Hace ocho años reseñé el libro anterior, y muy exitoso, de Daron Acemoglu y James A. Robinson, destacados profesores, respectivamente, del MIT y la Universidad de Chicago: Por qué fracasan los países, también en Deusto (https://bit.ly/4h5PdzX). Se trataba de una defensa económica e institucional del Estado moderno, democrático, oneroso y redistribuidor. Objeté entonces que no es evidente que los Estados enriquezcan a los países, porque cabe postular la conjetura inversa, y que la libertad padece con la expansión del poder. Ahora regresan con este extenso y documentado volumen [El pasillo estrecho, Deusto], que aborda precisamente la cuestión de la libertad, y cuyo planteamiento resumen así los autores: “para que la libertad surja y florezca, tanto el Estado como la sociedad deben ser fuertes”.
Si en un extremo están los Estados despóticos del Leviatán desatado, inevitables generadores de miedo y represión, en el otro extremo esta el Leviatán ausente, un escenario de anarquía y violencia. Entre ambos se abre “un pasillo estrecho hacia la libertad”, en el cual Estado y sociedad cooperan en busca de un equilibrio. El Estado en ese pasillo es un “Leviatán encadenado”, sujeto a la opinión de la gente.
Parece razonable argumentar que el Estado tiránico de los comunistas o los nazis constituye un extremo indeseable. Más dudoso, en cambio, es establecer una analogía entre sus vicios y los del Leviatán ausente. Para Acemoglu y Robinson en cualquier escenario sin los grandes Estados democráticos actuales la libertad es imposible, porque se impone la “jaula de normas”, que identifican con brujería, opresión y atraso.
Aún menos convincente es la imagen a la que recurren para solventar el principal problema del libro, a saber, cómo demostrar que un Estado gravoso protege la libertad.
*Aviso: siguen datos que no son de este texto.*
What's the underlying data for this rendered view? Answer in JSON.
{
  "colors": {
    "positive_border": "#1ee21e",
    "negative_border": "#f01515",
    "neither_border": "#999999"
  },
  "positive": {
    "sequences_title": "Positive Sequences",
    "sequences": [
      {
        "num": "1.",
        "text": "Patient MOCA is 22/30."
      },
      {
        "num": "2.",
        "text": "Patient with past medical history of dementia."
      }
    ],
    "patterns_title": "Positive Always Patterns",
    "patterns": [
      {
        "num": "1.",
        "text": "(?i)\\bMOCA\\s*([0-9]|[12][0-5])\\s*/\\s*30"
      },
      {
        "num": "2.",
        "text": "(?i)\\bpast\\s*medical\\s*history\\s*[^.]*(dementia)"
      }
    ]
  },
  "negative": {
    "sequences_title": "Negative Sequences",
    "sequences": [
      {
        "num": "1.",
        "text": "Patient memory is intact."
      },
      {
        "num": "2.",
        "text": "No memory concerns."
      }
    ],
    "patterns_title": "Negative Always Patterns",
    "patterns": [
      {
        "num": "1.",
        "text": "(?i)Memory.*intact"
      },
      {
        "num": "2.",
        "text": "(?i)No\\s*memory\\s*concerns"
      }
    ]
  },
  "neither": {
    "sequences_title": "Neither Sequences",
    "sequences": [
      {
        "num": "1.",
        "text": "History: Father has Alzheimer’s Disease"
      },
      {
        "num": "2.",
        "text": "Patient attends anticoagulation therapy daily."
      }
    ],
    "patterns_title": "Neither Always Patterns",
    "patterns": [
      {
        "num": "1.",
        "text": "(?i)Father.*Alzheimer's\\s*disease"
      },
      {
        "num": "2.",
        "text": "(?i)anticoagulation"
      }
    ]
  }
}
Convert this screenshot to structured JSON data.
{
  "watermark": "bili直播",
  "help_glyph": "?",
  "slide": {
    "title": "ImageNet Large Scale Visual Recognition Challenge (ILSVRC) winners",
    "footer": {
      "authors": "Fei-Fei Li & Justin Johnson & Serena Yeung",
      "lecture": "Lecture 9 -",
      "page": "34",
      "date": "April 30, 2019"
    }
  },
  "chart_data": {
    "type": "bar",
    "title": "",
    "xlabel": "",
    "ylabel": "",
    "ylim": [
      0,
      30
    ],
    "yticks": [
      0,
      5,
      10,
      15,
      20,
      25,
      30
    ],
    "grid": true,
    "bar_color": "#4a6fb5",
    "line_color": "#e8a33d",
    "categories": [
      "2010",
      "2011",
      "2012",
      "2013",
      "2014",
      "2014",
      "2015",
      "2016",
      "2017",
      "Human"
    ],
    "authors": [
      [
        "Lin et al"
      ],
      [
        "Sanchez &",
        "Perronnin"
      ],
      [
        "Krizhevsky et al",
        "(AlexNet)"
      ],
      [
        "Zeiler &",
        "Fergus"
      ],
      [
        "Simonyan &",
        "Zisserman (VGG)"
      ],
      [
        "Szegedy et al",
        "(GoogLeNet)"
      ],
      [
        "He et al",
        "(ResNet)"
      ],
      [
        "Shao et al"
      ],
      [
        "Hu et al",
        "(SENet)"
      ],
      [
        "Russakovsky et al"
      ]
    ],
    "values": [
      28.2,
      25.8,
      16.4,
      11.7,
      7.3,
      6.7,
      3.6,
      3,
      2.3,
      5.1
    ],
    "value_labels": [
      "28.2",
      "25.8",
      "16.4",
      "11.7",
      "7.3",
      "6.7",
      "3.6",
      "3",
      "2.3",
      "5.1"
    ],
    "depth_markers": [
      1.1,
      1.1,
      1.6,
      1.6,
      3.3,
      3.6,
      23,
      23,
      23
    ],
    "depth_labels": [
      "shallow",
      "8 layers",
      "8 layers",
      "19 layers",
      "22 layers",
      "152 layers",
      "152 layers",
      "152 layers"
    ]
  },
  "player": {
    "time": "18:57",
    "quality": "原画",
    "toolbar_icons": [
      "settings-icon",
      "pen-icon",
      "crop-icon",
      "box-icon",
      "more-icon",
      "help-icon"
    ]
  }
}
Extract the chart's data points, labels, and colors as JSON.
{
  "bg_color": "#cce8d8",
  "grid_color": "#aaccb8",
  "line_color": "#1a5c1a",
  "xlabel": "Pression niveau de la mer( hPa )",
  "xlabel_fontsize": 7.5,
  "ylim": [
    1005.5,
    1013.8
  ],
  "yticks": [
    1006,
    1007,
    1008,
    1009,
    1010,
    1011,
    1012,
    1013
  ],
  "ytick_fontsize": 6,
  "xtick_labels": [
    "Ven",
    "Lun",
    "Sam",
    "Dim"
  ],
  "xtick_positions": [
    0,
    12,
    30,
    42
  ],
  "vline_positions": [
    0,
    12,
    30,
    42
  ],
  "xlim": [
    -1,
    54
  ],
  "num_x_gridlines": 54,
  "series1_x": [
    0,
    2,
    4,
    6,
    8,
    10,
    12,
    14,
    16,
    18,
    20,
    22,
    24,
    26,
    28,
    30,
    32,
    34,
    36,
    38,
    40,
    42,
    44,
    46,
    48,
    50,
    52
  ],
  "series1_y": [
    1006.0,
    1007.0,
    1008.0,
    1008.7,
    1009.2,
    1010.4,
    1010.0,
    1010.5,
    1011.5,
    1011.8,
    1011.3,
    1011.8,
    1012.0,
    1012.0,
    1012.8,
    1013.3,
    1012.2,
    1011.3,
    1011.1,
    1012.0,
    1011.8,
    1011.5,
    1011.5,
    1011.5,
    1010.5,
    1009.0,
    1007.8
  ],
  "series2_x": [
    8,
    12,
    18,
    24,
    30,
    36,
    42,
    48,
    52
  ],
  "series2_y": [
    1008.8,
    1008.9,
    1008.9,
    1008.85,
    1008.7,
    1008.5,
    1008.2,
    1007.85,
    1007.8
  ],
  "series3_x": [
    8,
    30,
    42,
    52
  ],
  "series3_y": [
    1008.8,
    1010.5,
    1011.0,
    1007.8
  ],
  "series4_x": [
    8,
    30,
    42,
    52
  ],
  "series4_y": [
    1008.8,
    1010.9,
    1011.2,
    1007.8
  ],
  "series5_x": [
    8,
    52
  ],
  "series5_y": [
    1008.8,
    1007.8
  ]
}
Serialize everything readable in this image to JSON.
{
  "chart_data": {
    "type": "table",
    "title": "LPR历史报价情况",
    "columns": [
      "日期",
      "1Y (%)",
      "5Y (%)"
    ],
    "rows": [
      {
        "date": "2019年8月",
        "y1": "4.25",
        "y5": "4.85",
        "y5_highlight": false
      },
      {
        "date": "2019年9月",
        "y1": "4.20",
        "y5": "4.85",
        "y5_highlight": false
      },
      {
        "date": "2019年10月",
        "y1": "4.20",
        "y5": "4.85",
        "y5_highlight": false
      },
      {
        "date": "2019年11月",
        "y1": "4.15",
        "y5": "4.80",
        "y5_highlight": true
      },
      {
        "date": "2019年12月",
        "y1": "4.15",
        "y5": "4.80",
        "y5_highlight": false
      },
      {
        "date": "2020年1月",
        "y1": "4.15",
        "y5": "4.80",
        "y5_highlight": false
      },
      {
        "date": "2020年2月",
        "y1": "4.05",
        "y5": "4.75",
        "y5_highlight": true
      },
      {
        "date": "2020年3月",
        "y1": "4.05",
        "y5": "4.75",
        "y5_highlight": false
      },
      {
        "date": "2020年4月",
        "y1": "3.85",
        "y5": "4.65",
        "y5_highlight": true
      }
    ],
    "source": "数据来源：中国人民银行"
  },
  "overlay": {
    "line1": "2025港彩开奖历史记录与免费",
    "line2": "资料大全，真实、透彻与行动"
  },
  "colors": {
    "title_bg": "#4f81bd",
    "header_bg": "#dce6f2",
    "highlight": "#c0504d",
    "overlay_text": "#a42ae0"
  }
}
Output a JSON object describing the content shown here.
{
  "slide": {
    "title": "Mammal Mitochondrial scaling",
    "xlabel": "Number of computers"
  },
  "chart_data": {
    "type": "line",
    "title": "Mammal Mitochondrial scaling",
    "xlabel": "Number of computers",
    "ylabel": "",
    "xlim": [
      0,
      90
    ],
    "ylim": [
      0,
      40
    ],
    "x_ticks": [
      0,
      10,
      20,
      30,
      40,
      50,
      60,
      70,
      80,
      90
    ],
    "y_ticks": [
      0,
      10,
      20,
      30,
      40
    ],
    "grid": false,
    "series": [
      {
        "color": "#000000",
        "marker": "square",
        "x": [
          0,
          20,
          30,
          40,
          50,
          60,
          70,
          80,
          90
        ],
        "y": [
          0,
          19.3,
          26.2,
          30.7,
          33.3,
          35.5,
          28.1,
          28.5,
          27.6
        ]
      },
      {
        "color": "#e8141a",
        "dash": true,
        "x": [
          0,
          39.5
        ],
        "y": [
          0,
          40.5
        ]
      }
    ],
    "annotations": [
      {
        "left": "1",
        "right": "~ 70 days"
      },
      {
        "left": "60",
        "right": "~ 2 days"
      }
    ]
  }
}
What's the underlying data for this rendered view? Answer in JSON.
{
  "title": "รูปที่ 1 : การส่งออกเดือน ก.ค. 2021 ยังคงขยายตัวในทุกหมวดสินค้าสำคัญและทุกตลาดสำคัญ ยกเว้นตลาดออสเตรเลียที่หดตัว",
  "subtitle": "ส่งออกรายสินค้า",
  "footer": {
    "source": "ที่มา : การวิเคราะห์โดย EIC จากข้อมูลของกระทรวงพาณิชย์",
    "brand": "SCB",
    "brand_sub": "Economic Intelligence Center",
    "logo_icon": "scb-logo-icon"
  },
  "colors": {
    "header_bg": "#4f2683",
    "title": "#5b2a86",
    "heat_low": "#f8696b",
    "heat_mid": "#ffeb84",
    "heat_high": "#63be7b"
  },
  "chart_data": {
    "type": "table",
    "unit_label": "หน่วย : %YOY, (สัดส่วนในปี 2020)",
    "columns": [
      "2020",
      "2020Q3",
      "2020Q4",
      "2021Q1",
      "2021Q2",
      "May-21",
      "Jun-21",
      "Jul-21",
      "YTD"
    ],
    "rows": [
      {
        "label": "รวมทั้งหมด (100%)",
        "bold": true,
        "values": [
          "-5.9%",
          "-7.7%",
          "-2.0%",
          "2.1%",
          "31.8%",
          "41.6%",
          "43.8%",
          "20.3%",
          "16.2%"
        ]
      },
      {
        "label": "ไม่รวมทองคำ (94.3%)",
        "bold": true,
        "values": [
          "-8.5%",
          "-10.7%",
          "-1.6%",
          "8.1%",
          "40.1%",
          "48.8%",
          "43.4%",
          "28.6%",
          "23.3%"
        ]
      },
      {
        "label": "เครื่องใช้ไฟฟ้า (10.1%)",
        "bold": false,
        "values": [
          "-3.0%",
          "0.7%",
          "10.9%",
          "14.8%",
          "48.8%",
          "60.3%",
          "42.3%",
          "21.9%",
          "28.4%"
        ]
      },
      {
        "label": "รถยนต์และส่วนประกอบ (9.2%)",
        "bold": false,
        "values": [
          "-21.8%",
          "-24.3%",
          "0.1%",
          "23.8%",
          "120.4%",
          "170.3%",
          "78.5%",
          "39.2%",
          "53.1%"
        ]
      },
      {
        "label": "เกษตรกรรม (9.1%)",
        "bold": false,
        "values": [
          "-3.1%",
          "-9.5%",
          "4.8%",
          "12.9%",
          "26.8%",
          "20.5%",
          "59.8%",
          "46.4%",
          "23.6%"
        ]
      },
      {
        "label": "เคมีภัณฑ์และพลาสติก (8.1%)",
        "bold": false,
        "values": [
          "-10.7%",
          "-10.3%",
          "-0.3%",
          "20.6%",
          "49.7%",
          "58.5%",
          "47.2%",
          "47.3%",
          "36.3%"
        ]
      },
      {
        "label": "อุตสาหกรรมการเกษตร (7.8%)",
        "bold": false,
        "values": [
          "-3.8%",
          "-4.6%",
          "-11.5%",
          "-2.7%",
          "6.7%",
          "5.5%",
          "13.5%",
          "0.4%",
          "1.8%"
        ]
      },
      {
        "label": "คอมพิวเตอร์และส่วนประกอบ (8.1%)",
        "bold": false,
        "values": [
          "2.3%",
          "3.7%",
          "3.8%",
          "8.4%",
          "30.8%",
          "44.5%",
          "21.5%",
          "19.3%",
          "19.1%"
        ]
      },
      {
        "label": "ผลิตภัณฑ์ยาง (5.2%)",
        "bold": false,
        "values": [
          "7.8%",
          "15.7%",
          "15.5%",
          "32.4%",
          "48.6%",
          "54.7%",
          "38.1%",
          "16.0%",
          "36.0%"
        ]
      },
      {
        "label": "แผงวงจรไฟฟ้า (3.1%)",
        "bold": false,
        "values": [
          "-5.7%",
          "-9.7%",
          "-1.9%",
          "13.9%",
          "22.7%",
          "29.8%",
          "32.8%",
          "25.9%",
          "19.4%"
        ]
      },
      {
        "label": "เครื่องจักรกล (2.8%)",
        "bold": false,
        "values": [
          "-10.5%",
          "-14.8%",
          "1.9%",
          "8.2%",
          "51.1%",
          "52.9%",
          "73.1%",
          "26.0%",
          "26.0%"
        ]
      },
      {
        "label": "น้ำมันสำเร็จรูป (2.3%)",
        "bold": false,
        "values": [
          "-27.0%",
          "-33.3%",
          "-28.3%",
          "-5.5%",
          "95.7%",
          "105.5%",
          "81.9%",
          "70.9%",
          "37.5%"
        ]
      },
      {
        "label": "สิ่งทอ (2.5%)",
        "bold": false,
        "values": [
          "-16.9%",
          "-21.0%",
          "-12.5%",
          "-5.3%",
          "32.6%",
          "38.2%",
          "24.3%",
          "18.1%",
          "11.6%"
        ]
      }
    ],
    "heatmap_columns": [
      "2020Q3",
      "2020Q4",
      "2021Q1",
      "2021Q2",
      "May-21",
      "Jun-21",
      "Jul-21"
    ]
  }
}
Esa imagen es la Reina Roja de Alicia en el país de las maravillas: para que los ciudadanos no seamos siervos del Estado, su poder y el de la sociedad han de correr para mantenerse equilibrados en el mismo sitio, sin que ninguno prevalezca. El equilibrio sostiene la libertad gracias a una sociedad “asertiva y movilizada capaz de resistir ante el poder del Estado y de encadenar a sus élites políticas”.
El libro no termina de explicar su tesis, ni de reconocer la posibilidad de que el Estado democrático y “equilibrado” no proteja a la gente sino que la sojuzgue. Apuntó Joseph C. Sternberg en el Wall Street Journal que Acemoglu y Robinson abominan a Donald Trump, sin considerar que igual sus votantes rechazaron, entre otras cosas, precisamente ese Estado creciente que, contra el razonamiento del libro, juzgan una amenaza.
Docenas de casos interesantes desfilan ante el lector, muchos de ellos conocidos, y algunos mejor ponderados que otros: por ejemplo, es más acertado el diagnóstico de la corrupción del populismo kirchnerista en la Argentina que el de la situación de Guatemala, que concede demasiado crédito a una cuestionada Rigoberta Menchú.
Pero la clave trasciende los casos y las preferencias. Digamos, para Acemoglu y Robinson son buenos Franklin Roosevelt y Lyndon Johnson, mientras que son malos Ronald Reagan y Trump. Sobre gustos no hay disputa. El asunto es cómo asociar su defensa de la libertad a una vidriosa noción de un Leviatán virtuosamente encadenado, pero que no para de romper sus cadenas y crecer. Los autores respaldan la subida de impuestos y del gasto público, sin preguntarse si acaso pueden conspirar contra la libertad de quienes son obligados a pagarlos.
Randall G. Holcombe criticó en Public Choice la confusión de las categorías del libro: ¿qué significa “poder de la sociedad”? Otra forma de ver esa indefinición es como un ingrediente imprescindible para que los autores eludan abordar la característica fundamental de la libertad, a saber, que no depende de la forma del poder, sino de sus límites.